Conspiracy theories refers to arguments put forward by individuals or groups suggesting that powerful agents act covertly in pursuit of often malicious goals, functioning as a means for people to make sense of uncertainty. They are not inherently false, and a meaningful distinction exists between believing a conspiracy may be occurring and endorsing a theory that is very unlikely to be true due to absent evidence or implausibly complex explanations. Belief in such theories is associated with negative personal and societal outcomes, including anti-social behaviour, dangerous health practices, and political extremism, which has driven researchers to design and test interventions aimed at reducing susceptibility. Four intervention types, including priming, passive inoculation, active inoculation, and discernment training, have been compared directly, with inoculation-based approaches reducing susceptibility to implausible conspiracy theories but failing to improve critical appraisal of plausible ones. A separate line of research finds that believers of implausible conspiratorial claims consistently rely on fewer normative justifications when evaluating evidence, pointing to an alternative epistemic framework rather than simple cognitive laziness as an explanatory mechanism.

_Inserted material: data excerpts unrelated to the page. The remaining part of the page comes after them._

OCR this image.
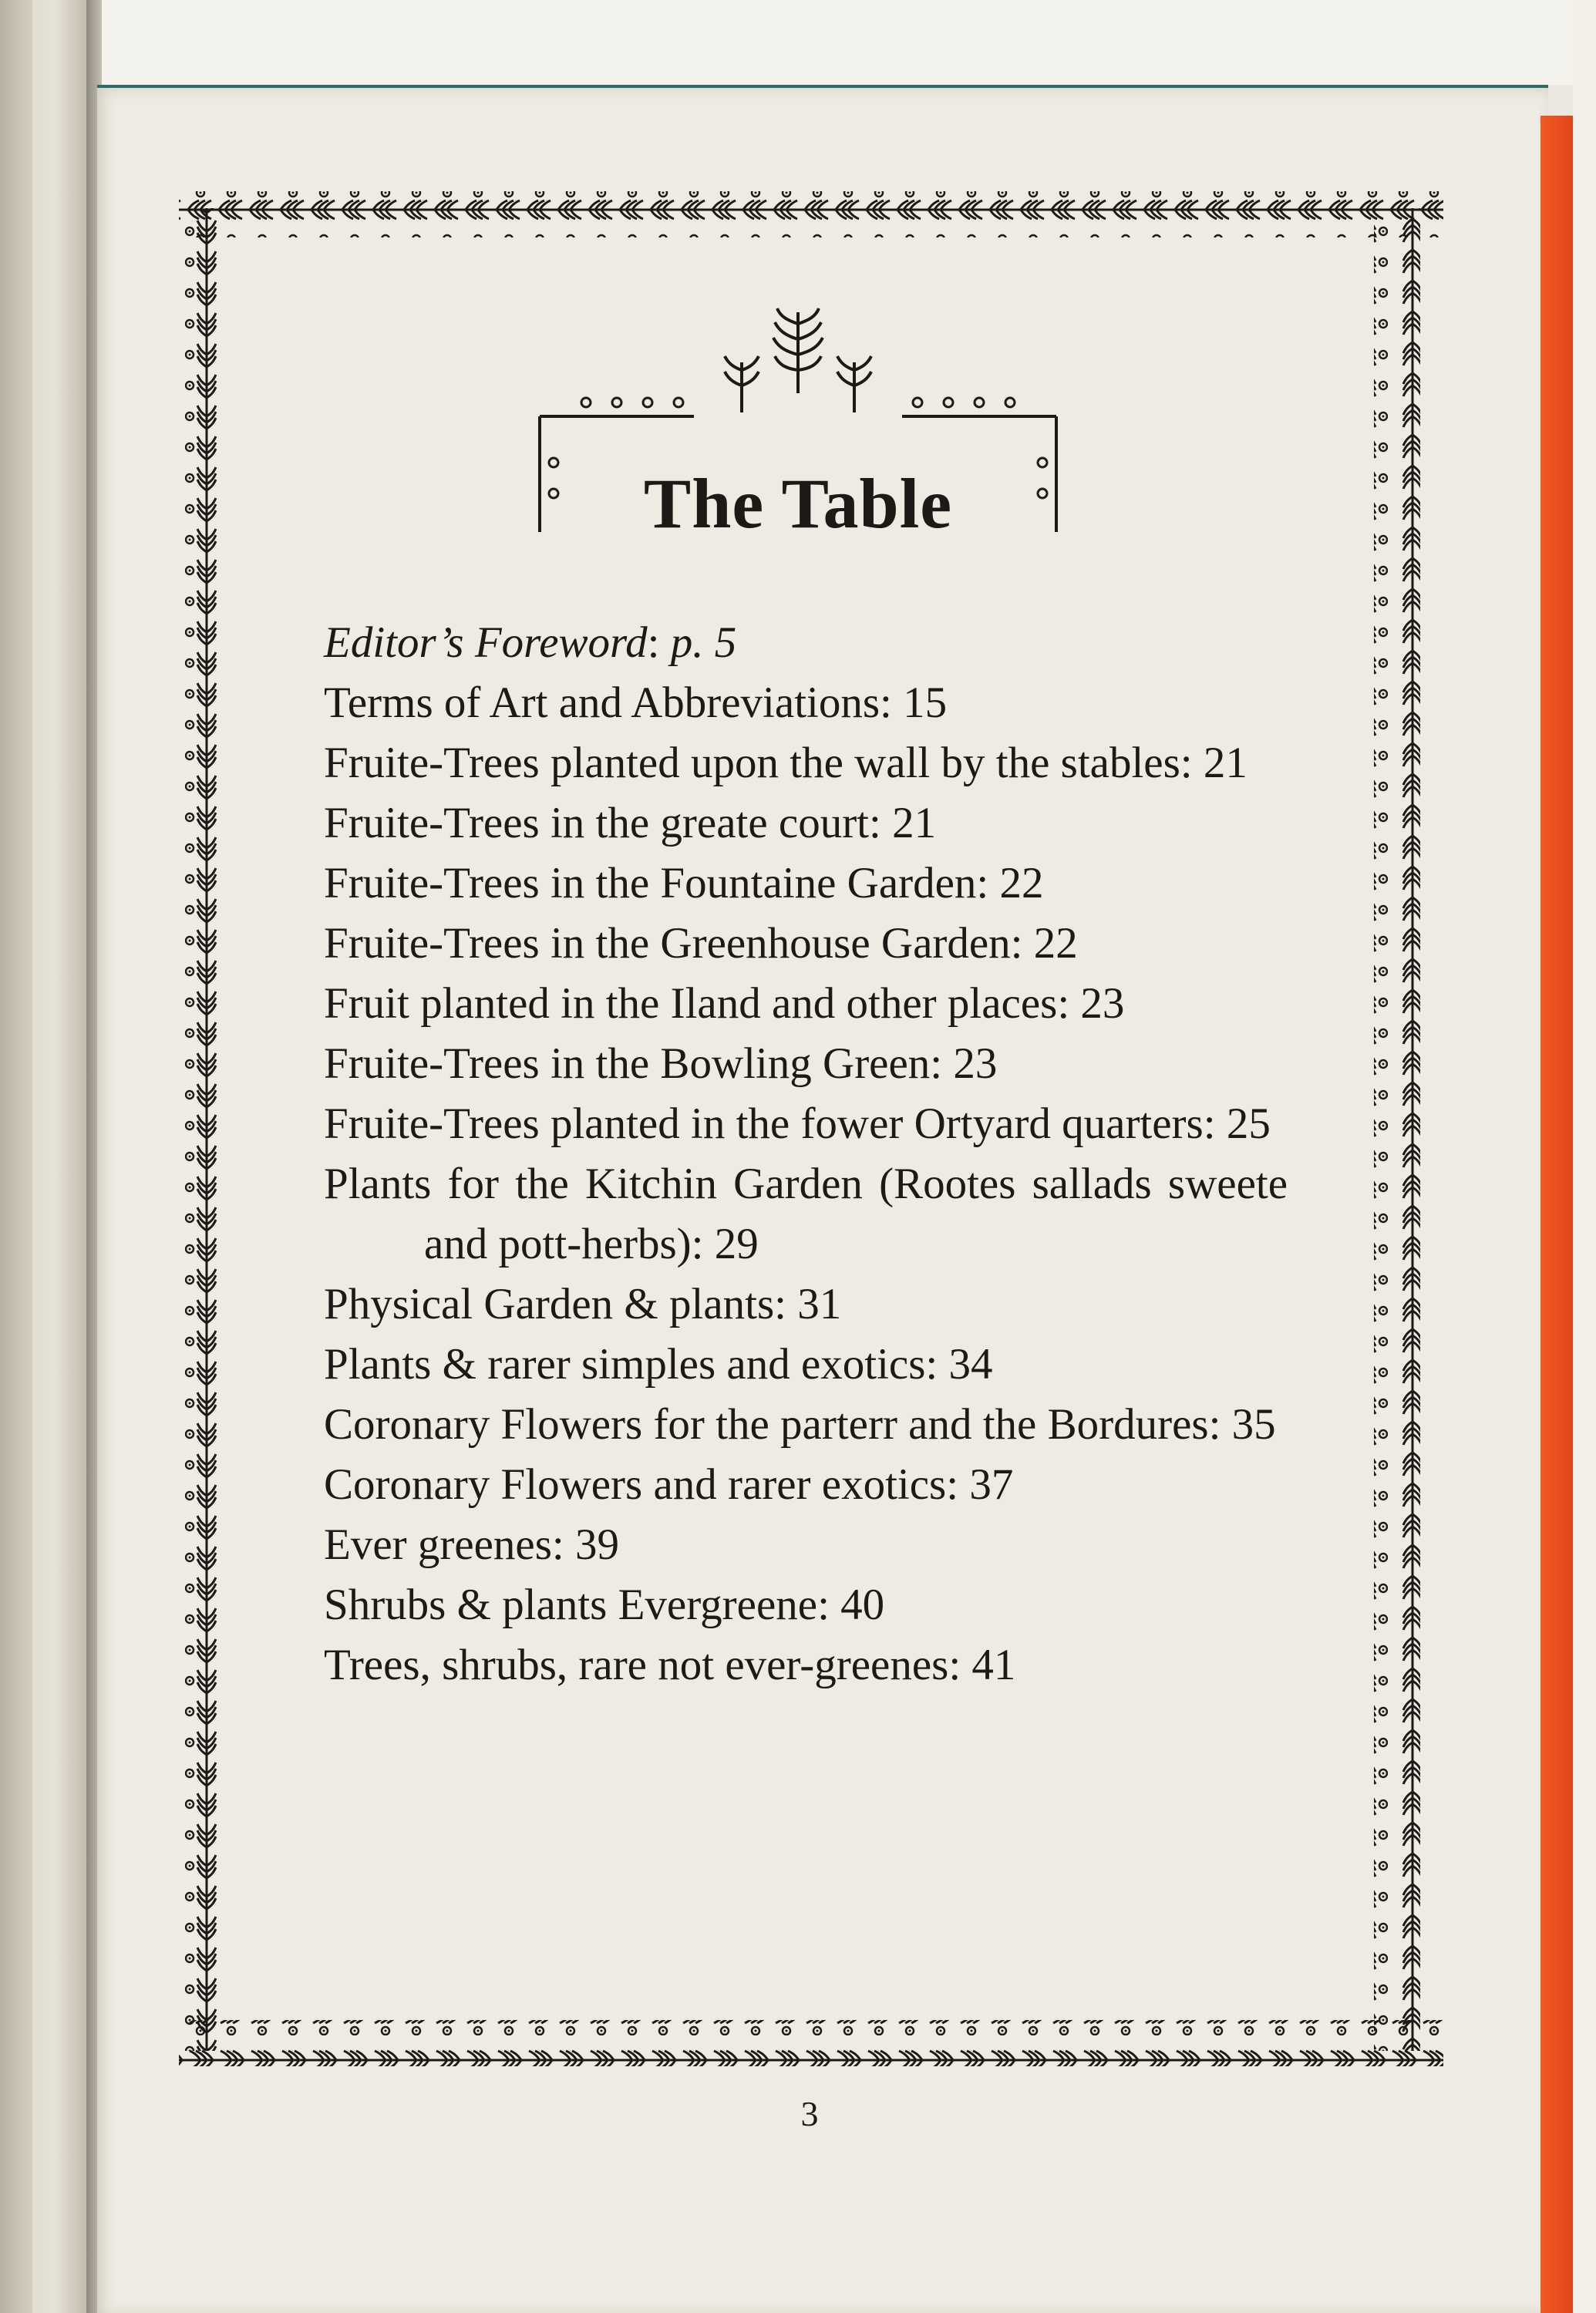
The Table
Editor’s Foreword: p. 5
Terms of Art and Abbreviations: 15
Fruite-Trees planted upon the wall by the stables: 21
Fruite-Trees in the greate court: 21
Fruite-Trees in the Fountaine Garden: 22
Fruite-Trees in the Greenhouse Garden: 22
Fruit planted in the Iland and other places: 23
Fruite-Trees in the Bowling Green: 23
Fruite-Trees planted in the fower Ortyard quarters: 25
Plants for the Kitchin Garden (Rootes sallads sweete and pott-herbs): 29
Physical Garden & plants: 31
Plants & rarer simples and exotics: 34
Coronary Flowers for the parterr and the Bordures: 35
Coronary Flowers and rarer exotics: 37
Ever greenes: 39
Shrubs & plants Evergreene: 40
Trees, shrubs, rare not ever-greenes: 41
3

Sources: O’Mahony et al. (2024), Robson et al. (2024)

Related Terms

Applications

Conspiracy Theories and Inoculation Interventions

Inoculation interventions, which warn recipients about persuasive techniques and preemptively refute misleading arguments, have been tested as a means of reducing conspiracy belief across multiple studies. Passive and active inoculation conditions both produced significant reductions in epistemically unwarranted beliefs, with effect sizes of d = 0.25 and d = 0.27 respectively, but neither improved critical appraisal of plausible conspiracy theories, a limitation the authors termed blind scepticism. This pattern indicates that inoculation can confer resistance to clearly implausible content without necessarily building the discernment capacity needed to evaluate more credible conspiratorial claims.

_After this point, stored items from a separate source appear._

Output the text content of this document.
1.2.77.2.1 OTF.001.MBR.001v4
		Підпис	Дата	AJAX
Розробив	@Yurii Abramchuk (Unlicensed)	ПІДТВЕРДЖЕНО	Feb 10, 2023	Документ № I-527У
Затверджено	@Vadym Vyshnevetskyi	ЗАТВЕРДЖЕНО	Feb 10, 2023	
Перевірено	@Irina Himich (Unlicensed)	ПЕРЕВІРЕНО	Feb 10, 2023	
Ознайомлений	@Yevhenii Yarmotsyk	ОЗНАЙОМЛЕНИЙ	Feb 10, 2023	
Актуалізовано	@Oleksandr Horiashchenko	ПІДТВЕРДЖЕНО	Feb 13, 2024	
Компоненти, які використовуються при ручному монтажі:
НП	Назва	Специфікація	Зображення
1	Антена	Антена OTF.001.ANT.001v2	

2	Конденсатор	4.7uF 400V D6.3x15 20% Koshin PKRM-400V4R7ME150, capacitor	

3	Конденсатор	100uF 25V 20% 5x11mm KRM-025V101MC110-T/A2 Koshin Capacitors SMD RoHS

Sources: O’Mahony et al. (2024)

Conspiracy Theories and Information Processing

Research comparing believers and nonbelievers of implausible claims finds that the two groups differ not in cognitive effort but in the type of justifications they generate when evaluating evidence. Fringe believers consistently provided fewer present-relevant justifications based on normative criteria such as an expert's field or consistency, and were more likely to substitute self-generated assumptions, across both studies in the programme. This pattern supports the view that adopting conspiratorial beliefs reflects an alternative epistemic framework that devalues conventional evidence quality rather than a failure to think carefully.

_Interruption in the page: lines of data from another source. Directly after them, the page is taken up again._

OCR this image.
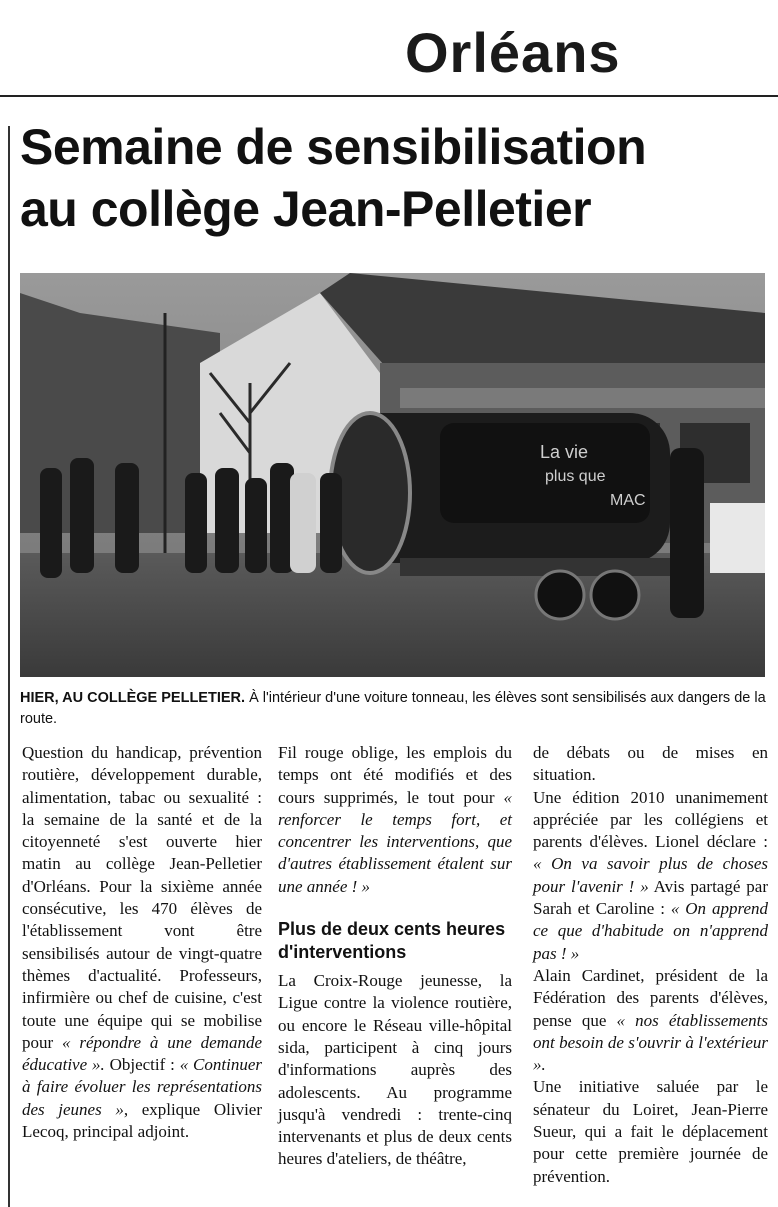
Orléans
Semaine de sensibilisation
au collège Jean-Pelletier
La vie
plus que
MAC
HIER, AU COLLÈGE PELLETIER. À l'intérieur d'une voiture tonneau, les élèves sont sensibilisés aux dangers de la route.

Question du handicap, prévention routière, développement durable, alimentation, tabac ou sexualité : la semaine de la santé et de la citoyenneté s'est ouverte hier matin au collège Jean-Pelletier d'Orléans. Pour la sixième année consécutive, les 470 élèves de l'établissement vont être sensibilisés autour de vingt-quatre thèmes d'actualité. Professeurs, infirmière ou chef de cuisine, c'est toute une équipe qui se mobilise pour « répondre à une demande éducative ». Objectif : « Continuer à faire évoluer les représentations des jeunes », explique Olivier Lecoq, principal adjoint.

Fil rouge oblige, les emplois du temps ont été modifiés et des cours supprimés, le tout pour « renforcer le temps fort, et concentrer les interventions, que d'autres établissement étalent sur une année ! »

Plus de deux cents heures d'interventions

La Croix-Rouge jeunesse, la Ligue contre la violence routière, ou encore le Réseau ville-hôpital sida, participent à cinq jours d'informations auprès des adolescents. Au programme jusqu'à vendredi : trente-cinq intervenants et plus de deux cents heures d'ateliers, de théâtre,

de débats ou de mises en situation.

Une édition 2010 unanimement appréciée par les collégiens et parents d'élèves. Lionel déclare : « On va savoir plus de choses pour l'avenir ! » Avis partagé par Sarah et Caroline : « On apprend ce que d'habitude on n'apprend pas ! »

Alain Cardinet, président de la Fédération des parents d'élèves, pense que « nos établissements ont besoin de s'ouvrir à l'extérieur ».

Une initiative saluée par le sénateur du Loiret, Jean-Pierre Sueur, qui a fait le déplacement pour cette première journée de prévention.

Sources: Robson et al. (2024)

Conspiracy Theories and Misinformation Resilience

Conspiracy beliefs are treated within the psychological resilience literature as a component of broader misinformation susceptibility, and better-targeted intervention designs are being applied to both phenomena simultaneously. Content analyses of believer reasoning are positioned as informing evidence-based strategies to reduce susceptibility at both individual and societal levels.